Les collectifs de victimes du Kreisker, à Saint-Pol-de-Léon (Finistère), demandent la pose d’une plaque commémorative dans les deux écoles de l’ensemble scolaire où des violences ont été dénoncées. Leur demande est appuyée par le collectif de victimes du collège Saint-Pierre du Relecq-Kerhuon.
Par Zoé BOIRON
On veut une plaque pour que le silence ne soit plus une option
, pose Gildas Marie, porte-parole du collectif de victimes du Kreisker, à Saint-Pol-de-Léon (Finistère). Depuis juin 2026, ce collectif réclame la pose d’une plaque commémorative au sein du lycée du Kreisker et du collège Sainte-Ursule, qui appartiennent au même ensemble scolaire.
Ces victimes ont brisé le silence en mai 2025. Elles ont alors dénoncé des violences physiques, sexuelles et psychologiques, commises des années 1950 à la fin des années 1990. Au collège Saint-Pierre du Relecq-Kerhuon, une violence institutionnalisée
aurait été instaurée des années 1960 aux années 1980, selon Frédéric Benédite, coordinateur du collectif des victimes de Saint-Pierre.
« Une cérémonie publique »
Les deux collectifs unissent aujourd’hui leurs forces pour appuyer la demande des victimes du Kreisker concernant la pose d’une plaque. Les CDI (centre de documentation et d’information) apparaissent notamment comme des lieux particulièrement adaptés. Nous souhaitons que cela donne lieu à une cérémonie publique et médiatisée »
, insiste Gildas Marie.
Une cérémonie similaire a été organisée au lycée Stanislas, à Nantes, le 27 juin 2026. Ce qui est possible à Nantes doit, à notre sens, être également possible en Finistère
, appuient Gildas Marie et Frédéric Benédite. Or, les deux collectifs sont toujours dans l’attente d’un rendez-vous avec l’évêque, Mgr Laurent Doghin. Selon eux, cette rencontre devait se tenir fin août.

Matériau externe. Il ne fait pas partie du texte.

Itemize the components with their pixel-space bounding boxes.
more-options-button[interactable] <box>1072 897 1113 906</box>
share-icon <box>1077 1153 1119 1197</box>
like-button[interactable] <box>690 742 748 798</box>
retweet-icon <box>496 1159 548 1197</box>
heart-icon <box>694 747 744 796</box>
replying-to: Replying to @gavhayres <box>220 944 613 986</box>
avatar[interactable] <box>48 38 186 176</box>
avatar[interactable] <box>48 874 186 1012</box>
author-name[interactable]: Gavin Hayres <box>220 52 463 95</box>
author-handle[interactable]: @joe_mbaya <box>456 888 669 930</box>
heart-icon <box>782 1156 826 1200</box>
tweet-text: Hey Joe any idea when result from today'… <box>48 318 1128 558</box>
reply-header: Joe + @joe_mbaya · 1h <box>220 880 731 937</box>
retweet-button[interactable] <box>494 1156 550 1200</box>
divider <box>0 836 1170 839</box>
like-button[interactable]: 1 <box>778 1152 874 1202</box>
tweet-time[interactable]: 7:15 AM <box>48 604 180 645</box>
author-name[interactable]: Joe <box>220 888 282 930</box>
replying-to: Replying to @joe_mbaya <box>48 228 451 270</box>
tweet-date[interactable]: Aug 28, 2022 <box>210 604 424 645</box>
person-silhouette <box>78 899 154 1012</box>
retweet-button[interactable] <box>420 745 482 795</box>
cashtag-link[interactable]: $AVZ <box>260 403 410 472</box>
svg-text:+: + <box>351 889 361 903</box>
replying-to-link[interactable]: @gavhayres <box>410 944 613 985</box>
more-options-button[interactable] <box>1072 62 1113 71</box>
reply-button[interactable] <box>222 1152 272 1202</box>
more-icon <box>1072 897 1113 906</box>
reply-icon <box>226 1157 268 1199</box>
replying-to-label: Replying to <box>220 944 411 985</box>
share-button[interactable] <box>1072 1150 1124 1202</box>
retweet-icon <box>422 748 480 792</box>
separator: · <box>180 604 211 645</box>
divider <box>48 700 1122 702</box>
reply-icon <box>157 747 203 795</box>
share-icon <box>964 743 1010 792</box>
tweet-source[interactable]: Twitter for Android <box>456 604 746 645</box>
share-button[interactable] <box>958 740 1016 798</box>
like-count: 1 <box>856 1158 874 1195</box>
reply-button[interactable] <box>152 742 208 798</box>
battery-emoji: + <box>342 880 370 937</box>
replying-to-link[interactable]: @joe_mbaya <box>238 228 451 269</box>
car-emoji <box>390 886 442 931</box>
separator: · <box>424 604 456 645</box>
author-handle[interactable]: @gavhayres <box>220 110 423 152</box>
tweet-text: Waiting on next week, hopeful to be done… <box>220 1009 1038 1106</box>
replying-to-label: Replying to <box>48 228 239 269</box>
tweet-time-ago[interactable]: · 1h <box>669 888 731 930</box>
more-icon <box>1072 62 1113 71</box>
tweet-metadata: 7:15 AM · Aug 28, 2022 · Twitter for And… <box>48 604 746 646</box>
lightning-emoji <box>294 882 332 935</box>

Ce mercredi 2 septembre 2026, Christophe Geffard, directeur de l’enseignement catholique en Finistère, a assuré qu’une cellule d’écoute restait disponible pour tout signalement et que le dialogue
était établi avec les différents collectifs ». « Nous le poursuivrons dans la courtoisie et travaillerons sur les mesures de réparation envisagées ».
Par ailleurs, Gildas Marie a indiqué ce mercredi à Ouest-France que le collectif du Kreisker était invité à prendre la parole dans l’émission de Charline Vanhoenacker, C’est beau, mais c’est loin, enregistrée ce jeudi dans un bar de Saint-Pol-de-Léon.